Dans ce numéro, il est question de convivialité, de joie de vivre et de bien-être ; un art de vivre que nous rendent plus accessibles des nouveautés fabriquées sur notre territoire.

Il y est question d’un artiste qui a su conserver son âme d’enfant et la cultive pour notre plus grand bonheur.

D’un centre chorégraphique itinérant dont la vocation est de créer du lien entre le public et l’art quelles que soient les origines sociales ou territoriales des personnes concernées.

Il est enfin question d’un cirque qui met en scène des animaux, magnifiant la relation affective si particulière qui peut se nouer entre êtres humains et non humains.

Dans ces pages, pas d’article sur la bouvine donc, mais dans ces lignes une interrogation, alors qu’une tribune publiée dans Le Monde a mis le feu aux poudres et enflamme l’opinion à l’heure où nous bouclons. Peut-on défendre la cause animale, légitimement dénoncer la souffrance, le stress que certaines pratiques… et se montrer brutal, voire agressif, en appelant « l’UNESCO à ne pas accorder de reconnaissance » à la bouvine ?

Certes, contempler nos paysages, notamment ceux de Camargue et de Catalogne, ne suffit pas à adoucir instantanément l’âme, loin de là. Il faut déjà cultiver certaines dispositions. Tout comme la défense d’une cause juste ne saurait absoudre à l’avance de toute maladresse, voire malveillance. Militant et militaire ont racines communes.

Pas d’article, mais l’envie de rapprocher ici « contempteurs » et « contempleurs », à la manière du poète. « Dans l’univers de Pierre Tilman, les mots ne sont pas réservés à l’écoute ou à la lecture : ils s’ouvrent à d’autres modes de perception [par le truchement de l’artiste, chacun] participe à une forme de lecture humoristique et interactive, où le mot sort de son cadre conventionnel figé par la grammaire et le dictionnaire », expliquent les commissaires de son exposition, à Sérignan (34).
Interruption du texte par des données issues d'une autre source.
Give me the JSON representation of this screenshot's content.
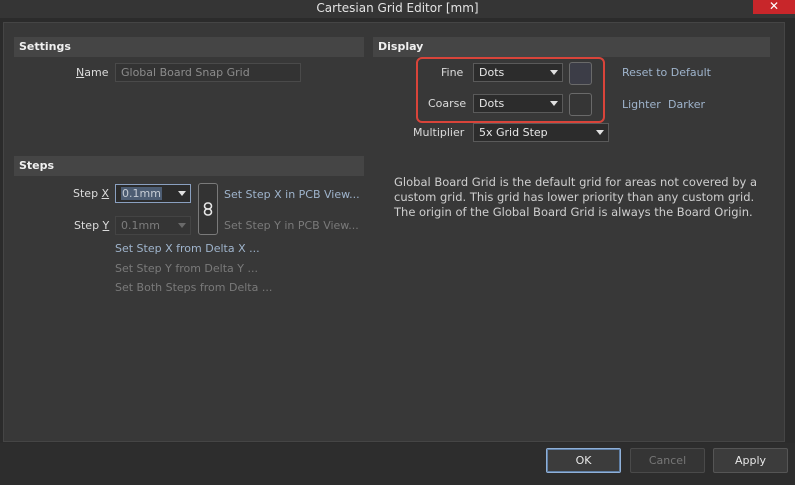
{
  "window": {
    "title": "Cartesian Grid Editor [mm]",
    "close_label": "✕"
  },
  "settings": {
    "header": "Settings",
    "name_label": "Name",
    "name_value": "Global Board Snap Grid"
  },
  "display": {
    "header": "Display",
    "fine_label": "Fine",
    "fine_value": "Dots",
    "fine_color": "#3c3d47",
    "coarse_label": "Coarse",
    "coarse_value": "Dots",
    "coarse_color": "#363636",
    "multiplier_label": "Multiplier",
    "multiplier_value": "5x Grid Step",
    "reset_label": "Reset to Default",
    "lighter_label": "Lighter",
    "darker_label": "Darker",
    "highlight_color": "#d9443a"
  },
  "steps": {
    "header": "Steps",
    "step_x_label_prefix": "Step ",
    "step_x_label_key": "X",
    "step_x_value": "0.1mm",
    "step_y_label_prefix": "Step ",
    "step_y_label_key": "Y",
    "step_y_value": "0.1mm",
    "set_x_pcb": "Set Step X in PCB View...",
    "set_y_pcb": "Set Step Y in PCB View...",
    "set_x_delta": "Set Step X from Delta X ...",
    "set_y_delta": "Set Step Y from Delta Y ...",
    "set_both_delta": "Set Both Steps from Delta ..."
  },
  "description": "Global Board Grid is the default grid for areas not covered by a custom grid. This grid has lower priority than any custom grid. The origin of the Global Board Grid is always the Board Origin.",
  "buttons": {
    "ok": "OK",
    "cancel": "Cancel",
    "apply": "Apply"
  }
}
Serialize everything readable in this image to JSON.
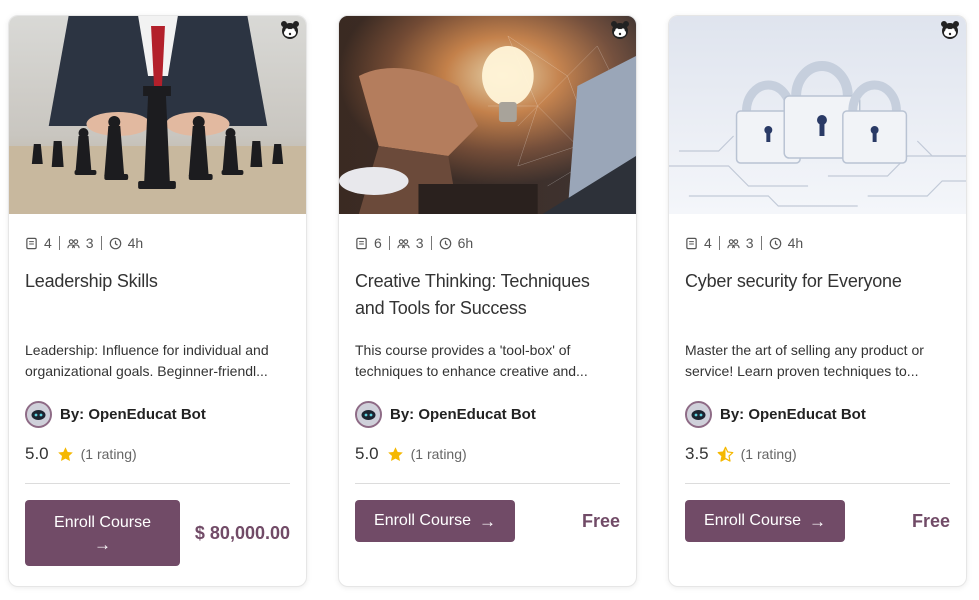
{
  "colors": {
    "primary": "#714b67",
    "star": "#f5b800",
    "border": "#e6e6e6"
  },
  "icons": {
    "lessons": "book-icon",
    "members": "users-icon",
    "duration": "clock-icon",
    "rating": "star-icon",
    "badge": "raccoon-badge-icon",
    "enroll": "arrow-right-icon"
  },
  "courses": [
    {
      "image": "chess-pieces-businessman",
      "lessons": "4",
      "members": "3",
      "duration": "4h",
      "title": "Leadership Skills",
      "description": "Leadership: Influence for individual and organizational goals. Beginner-friendl...",
      "author": "By: OpenEducat Bot",
      "rating_value": "5.0",
      "rating_stars": 5,
      "rating_count": "(1 rating)",
      "enroll_label": "Enroll Course",
      "price": "$ 80,000.00"
    },
    {
      "image": "lightbulb-hand-laptop",
      "lessons": "6",
      "members": "3",
      "duration": "6h",
      "title": "Creative Thinking: Techniques and Tools for Success",
      "description": "This course provides a 'tool-box' of techniques to enhance creative and...",
      "author": "By: OpenEducat Bot",
      "rating_value": "5.0",
      "rating_stars": 5,
      "rating_count": "(1 rating)",
      "enroll_label": "Enroll Course",
      "price": "Free"
    },
    {
      "image": "padlocks-circuit-board",
      "lessons": "4",
      "members": "3",
      "duration": "4h",
      "title": "Cyber security for Everyone",
      "description": "Master the art of selling any product or service! Learn proven techniques to...",
      "author": "By: OpenEducat Bot",
      "rating_value": "3.5",
      "rating_stars": 3.5,
      "rating_count": "(1 rating)",
      "enroll_label": "Enroll Course",
      "price": "Free"
    }
  ]
}
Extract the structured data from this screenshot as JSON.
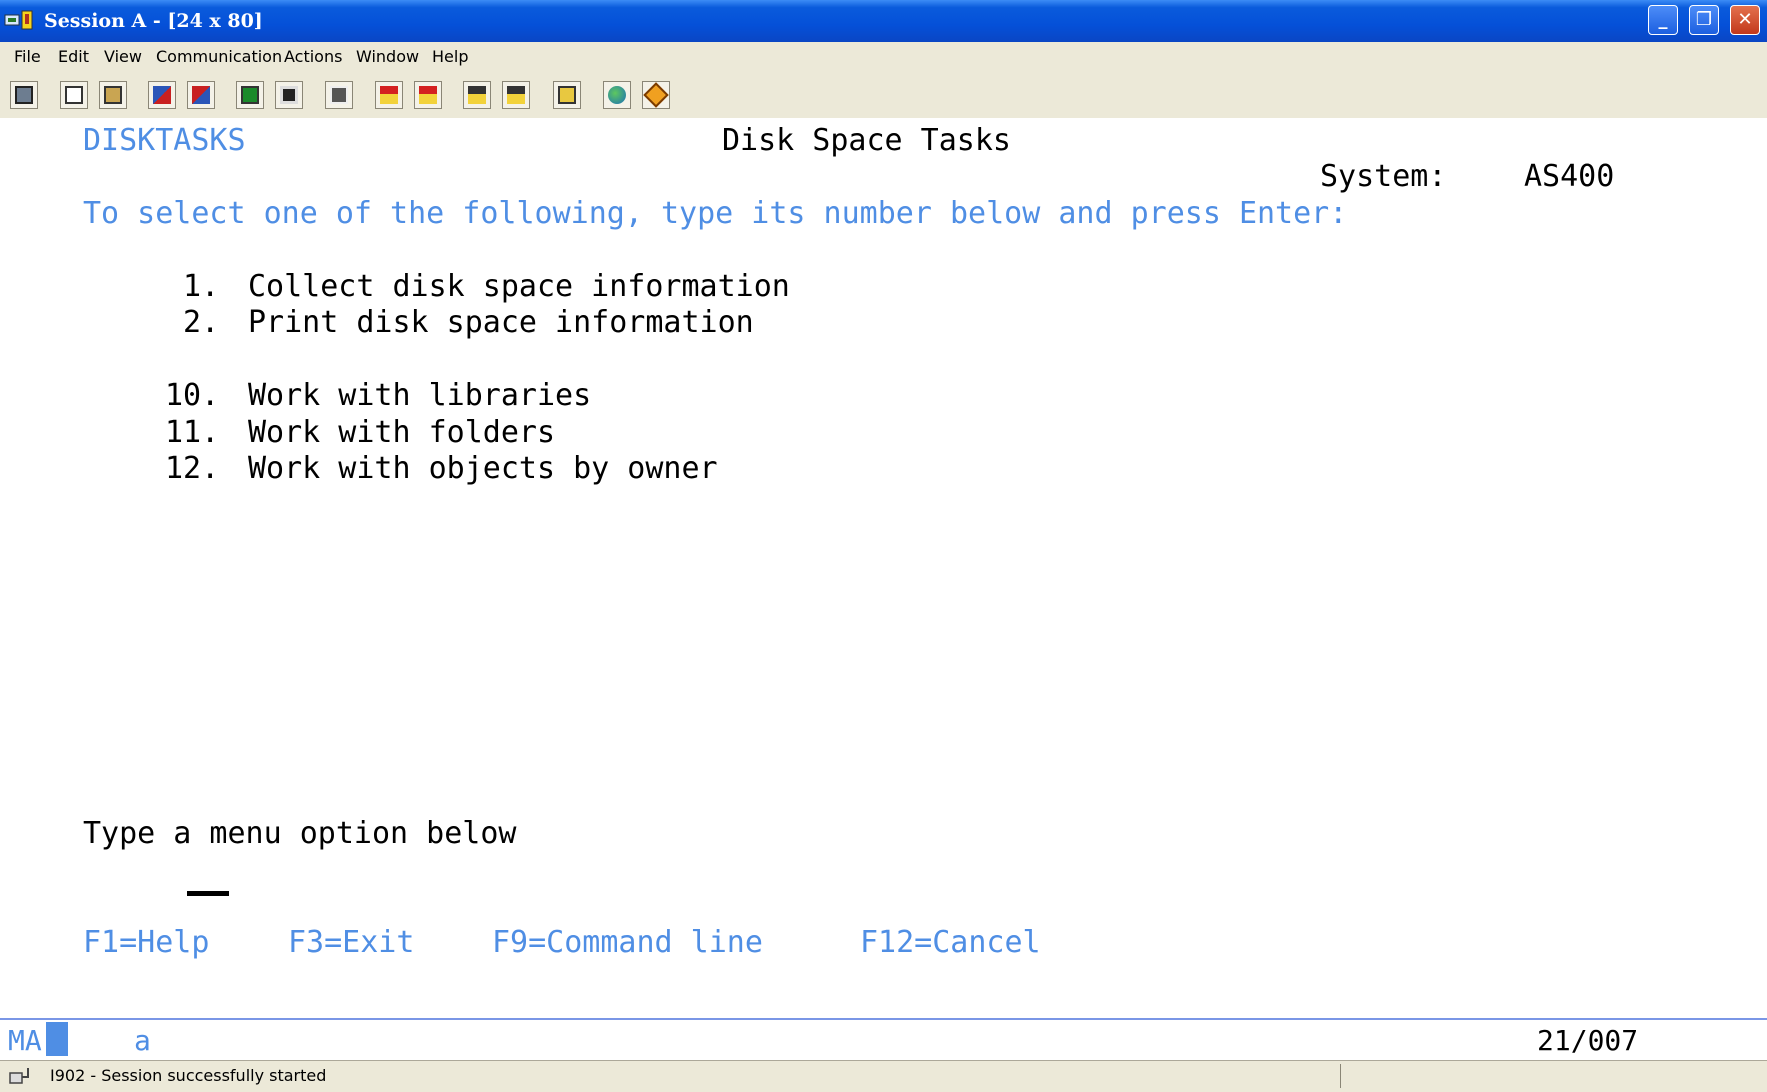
{
  "window": {
    "title": "Session A - [24 x 80]",
    "controls": {
      "minimize": "_",
      "maximize": "❐",
      "close": "✕"
    }
  },
  "menu": [
    "File",
    "Edit",
    "View",
    "Communication",
    "Actions",
    "Window",
    "Help"
  ],
  "toolbar": {
    "icons": [
      "print-screen-icon",
      "copy-icon",
      "paste-icon",
      "send-file-icon",
      "receive-file-icon",
      "display-icon",
      "keyboard-map-icon",
      "macro-icon",
      "record-macro-icon",
      "stop-macro-icon",
      "play-macro-icon",
      "play-macro-2-icon",
      "clipboard-icon",
      "globe-icon",
      "link-icon"
    ]
  },
  "screen": {
    "menu_name": "DISKTASKS",
    "title": "Disk Space Tasks",
    "system_label": "System:",
    "system_value": "AS400",
    "instruction": "To select one of the following, type its number below and press Enter:",
    "options": [
      {
        "num": " 1.",
        "text": "Collect disk space information"
      },
      {
        "num": " 2.",
        "text": "Print disk space information"
      },
      {
        "num": "10.",
        "text": "Work with libraries"
      },
      {
        "num": "11.",
        "text": "Work with folders"
      },
      {
        "num": "12.",
        "text": "Work with objects by owner"
      }
    ],
    "prompt": "Type a menu option below",
    "fkeys": [
      "F1=Help",
      "F3=Exit",
      "F9=Command line",
      "F12=Cancel"
    ]
  },
  "oia": {
    "mode": "MA",
    "indicator": "a",
    "cursor_position": "21/007"
  },
  "status": {
    "message": "I902 - Session successfully started"
  },
  "colors": {
    "field_blue": "#4f8ee4",
    "text_black": "#000000",
    "titlebar": "#0550d8"
  }
}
Réécrivons donc cette tribune qui a mis le feu aux poudres. Elle proposerait plutôt « le soutien inconditionnel des signataires à l’inscription de la bouvine au patrimoine culturel immatériel de l’humanité » et pointerait simplement « la contradiction qu’il y a à péréniser des pratiques cruelles (castration à vif, etc.), qui font obstacle à cette même reconnaissance ».